Wow, what a journey and it hasn’t even started. I don’t want to discourage people from doing this. But you definately have to be patient and flexible. I accepted a little boy. I was so excited about him. I was told the beginning of November about him. It took 3 weeks just to meet him for the first time. The first two times the foster mom was a no show. And I haven’t seen him since. It really frustrated me to no end. I finally have a date to begin transition, but not until the end of January. That will be the next time I see him. About 2 months from the first time I met him. Seems to me like starting from scratch again. He won’t remember anything about me. He will determin how long the transition will take. And I am fine with moving at his pace. In the first meeting we had no worries about the biological parents wanting him back. So I thought of him as a child to adopt. As of my last meeting, the father has said he wants his son.
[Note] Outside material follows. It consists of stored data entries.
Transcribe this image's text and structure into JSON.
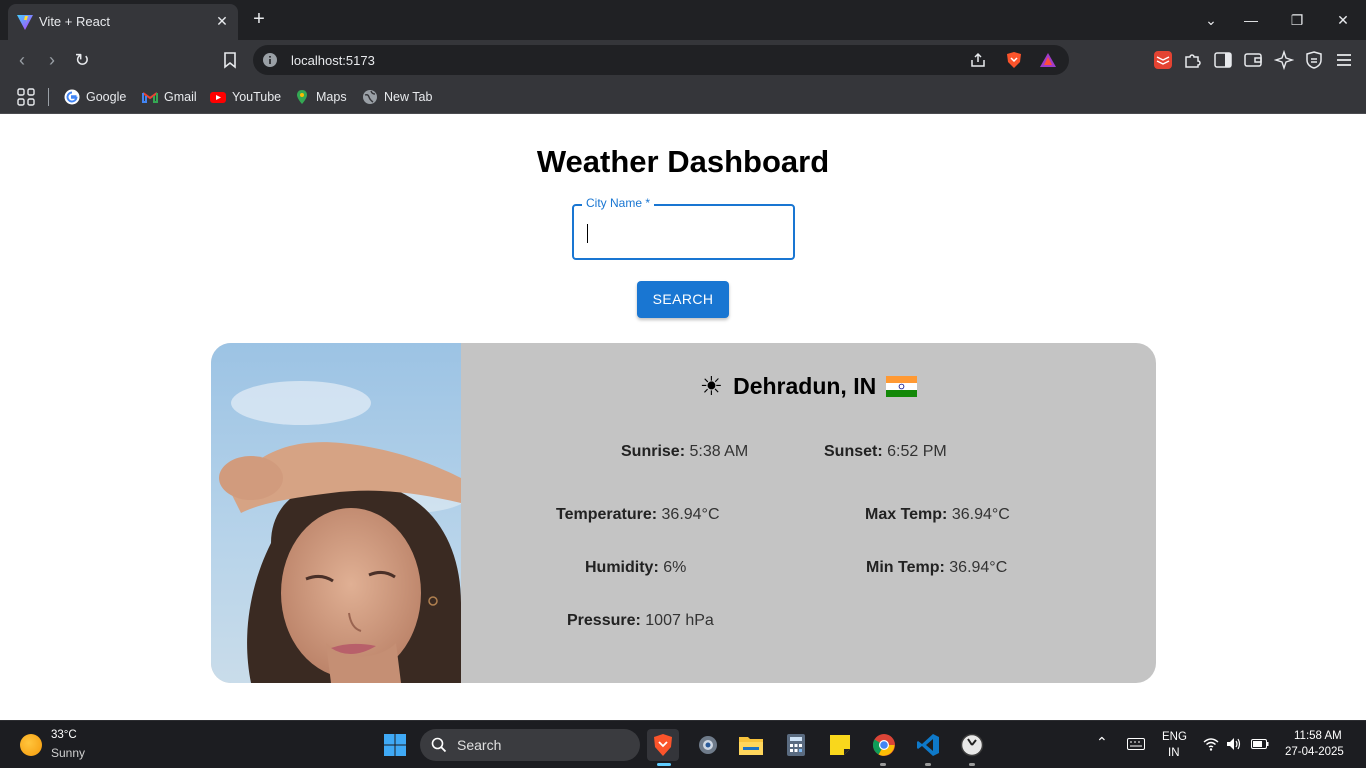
{
  "browser": {
    "tab_title": "Vite + React",
    "url": "localhost:5173",
    "bookmarks": [
      {
        "label": "Google",
        "icon": "google-icon"
      },
      {
        "label": "Gmail",
        "icon": "gmail-icon"
      },
      {
        "label": "YouTube",
        "icon": "youtube-icon"
      },
      {
        "label": "Maps",
        "icon": "maps-icon"
      },
      {
        "label": "New Tab",
        "icon": "globe-icon"
      }
    ]
  },
  "page": {
    "title": "Weather Dashboard",
    "city_field_label": "City Name *",
    "city_field_value": "",
    "search_button": "SEARCH"
  },
  "weather": {
    "location": "Dehradun, IN",
    "condition_icon": "sun-icon",
    "sunrise_label": "Sunrise:",
    "sunrise": "5:38 AM",
    "sunset_label": "Sunset:",
    "sunset": "6:52 PM",
    "temperature_label": "Temperature:",
    "temperature": "36.94°C",
    "max_temp_label": "Max Temp:",
    "max_temp": "36.94°C",
    "humidity_label": "Humidity:",
    "humidity": "6%",
    "min_temp_label": "Min Temp:",
    "min_temp": "36.94°C",
    "pressure_label": "Pressure:",
    "pressure": "1007 hPa"
  },
  "taskbar": {
    "weather_temp": "33°C",
    "weather_condition": "Sunny",
    "search_label": "Search",
    "language_top": "ENG",
    "language_bottom": "IN",
    "time": "11:58 AM",
    "date": "27-04-2025"
  },
  "colors": {
    "primary": "#1976d2",
    "card_bg": "#c4c4c4",
    "browser_chrome": "#35363a"
  }
}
So now he will only be coming to my home as a foster child. It could take up to two years for everything to fall into place for him to be adopted. Now i’m torn on what to be to him. Does he call me mommy, does my nephew consider him a cousin, And what will this do to his stability and security in life? This is part of being a flex family. I signed up for this, and so far I am ok with it. I saw a foster mom in the hall who was crying because she brought her little foster child to court with her and his biological parents saw him for the first time and decided they wanted him back. She has had this child since he was an infant and was there to see the parents rights terminated since they hadn’t seen or heard from them in well over a year. Things can change just like that. Now she won’t be able to adopt him and is devistated. Again, I still seem to be ok so far.
Just a quick update. I have been licensed, and I have been briefed on the contract. I sign the contract today. I am already allowed to be matched. And this is the scary part. This is a life time commitment. Not a passing phase. For some of you, your children are chosen for you. They are just born to you and you love them like crazy. I feel weird that I am picking the children. How do I make a wise decision?